Each Boston area college and university has a variety of departments that need different types of vehicles for different amounts of time. Rather than each campus having its own fleet, which may sit idle, they can have a centralized location, in proximity to all of them, that houses a variety of vehicles. The colleges then share this single pool of vehicles.

One common occurrence might be that a faculty member needs a 10-passenger van to drive a group to a program off campus, and the event will take about half the day. Using an online reservation system, the faculty member can book the van for only the day and time it is needed.

When they need to access the vehicle, they use a secure access card, which acts as their key. Once they make a reservation, all they have to do is pick up the vehicle at the centralized location by unlocking it with their card, and they are ready to go. When they are done with the event, they return the vehicle at their convenience, even if their return time falls outside of regular hours and the lot is unattended.

In this case, the college that needed the vehicle had access to it, but did not have to keep it on their own lots and had the ability to pay for only the time the vehicle was used.

Benefits vs. Risks

The largest benefits of embracing vehicle sharing are convenience and flexibility. In the case of the faculty member example above, they were able to access the transportation they needed in a way that was truly flexible and on-demand, without the college having to dedicate a staff resource to coordinate the logistics. For the college, the other major benefit is cost savings. Instead of investing heavily in capital or full-time fleet management, or having to deal with the costs and logistics of picking up and dropping off a daily rental, the faculty member simply uses the resource when it is needed and puts it back, and the college only has to pay for the time the vehicle is used.

One concern in this type of arrangement is around the level of risk since it is a shared resource. The solution is quite simple: vehicles are covered under the institution’s insurance – just like with a daily rental.

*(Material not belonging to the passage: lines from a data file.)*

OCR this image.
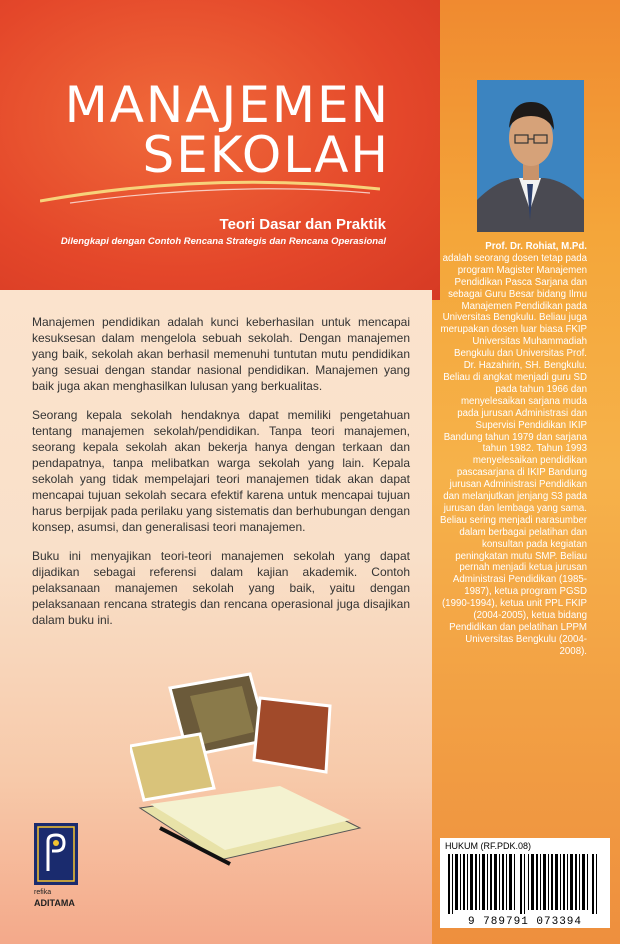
MANAJEMEN
SEKOLAH
Teori Dasar dan Praktik
Dilengkapi dengan Contoh Rencana Strategis dan Rencana Operasional

Manajemen pendidikan adalah kunci keberhasilan untuk mencapai kesuksesan dalam mengelola sebuah sekolah. Dengan manajemen yang baik, sekolah akan berhasil memenuhi tuntutan mutu pendidikan yang sesuai dengan standar nasional pendidikan. Manajemen yang baik juga akan menghasilkan lulusan yang berkualitas.

Seorang kepala sekolah hendaknya dapat memiliki pengetahuan tentang manajemen sekolah/pendidikan. Tanpa teori manajemen, seorang kepala sekolah akan bekerja hanya dengan terkaan dan pendapatnya, tanpa melibatkan warga sekolah yang lain. Kepala sekolah yang tidak mempelajari teori manajemen tidak akan dapat mencapai tujuan sekolah secara efektif karena untuk mencapai tujuan harus berpijak pada perilaku yang sistematis dan berhubungan dengan konsep, asumsi, dan generalisasi teori manajemen.

Buku ini menyajikan teori-teori manajemen sekolah yang dapat dijadikan sebagai referensi dalam kajian akademik. Contoh pelaksanaan manajemen sekolah yang baik, yaitu dengan pelaksanaan rencana strategis dan rencana operasional juga disajikan dalam buku ini.

Prof. Dr. Rohiat, M.Pd.

adalah seorang dosen tetap pada program Magister Manajemen Pendidikan Pasca Sarjana dan sebagai Guru Besar bidang Ilmu Manajemen Pendidikan pada Universitas Bengkulu. Beliau juga merupakan dosen luar biasa FKIP Universitas Muhammadiah Bengkulu dan Universitas Prof. Dr. Hazahirin, SH. Bengkulu.

Beliau di angkat menjadi guru SD pada tahun 1966 dan menyelesaikan sarjana muda pada jurusan Administrasi dan Supervisi Pendidikan IKIP Bandung tahun 1979 dan sarjana tahun 1982. Tahun 1993 menyelesaikan pendidikan pascasarjana di IKIP Bandung jurusan Administrasi Pendidikan dan melanjutkan jenjang S3 pada jurusan dan lembaga yang sama.

Beliau sering menjadi narasumber dalam berbagai pelatihan dan konsultan pada kegiatan peningkatan mutu SMP. Beliau pernah menjadi ketua jurusan Administrasi Pendidikan (1985-1987), ketua program PGSD (1990-1994), ketua unit PPL FKIP (2004-2005), ketua bidang Pendidikan dan pelatihan LPPM Universitas Bengkulu (2004-2008).

refika
ADITAMA
HUKUM (RF.PDK.08)
9 789791 073394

There is also the learning curve that comes with change. At this early adoption stage, companies who believe in the technology and take the leap are the ones realizing the benefits to supplement their core fleet. Many people have seen this type of model on a consumer basis; for example, Zipcar has become a known name in the vehicle sharing industry. Right now, the market is trying to translate that model from B2C to B2B, and it’s a matter of shifting mindsets. So far colleges, universities, and municipalities have been the early adopters, and situations like the one described above are already a reality for some universities.

Where Do Companies Start?

The first step is for a company that is interested in vehicle sharing to attempt to find like-minded businesses in their area who use similar vehicles at similar timeframes so they can begin to build a pool. Companies see the most benefit from this vehicle sharing model when multiple entities come together. It can be done with a single company, but with more participants the stronger the savings, the service, and the possibilities. It’s not uncommon for a company to have extra capacity. A great place for this type of model could be a corporate office park, where there are multiple, similar businesses in proximity.

In this scenario, you could have several delivery companies located near a transportation hub, such as an airport. Delivery Company A may have five extra vehicles, and their neighbor Delivery Company B might have ten. If these companies combined and shared vehicles in a single pool, each of them would reap significant savings, and their couriers would have access to more vehicles, when they were needed. Flexibility increases while costs and idle time decreases.

Sharing is the Future

Fleet companies must continually innovate better solutions for their clients, and this includes connecting clients to the possibility of vehicle sharing. Vehicle sharing is already becoming common in our personal lives, so it makes sense that schools, businesses, and local government can also benefit from the convenience and savings of vehicle sharing. As more companies embrace this technology over time, transportation will become more nimble for end-users, and organizations will benefit from a process that, thanks to technology, is self-managing.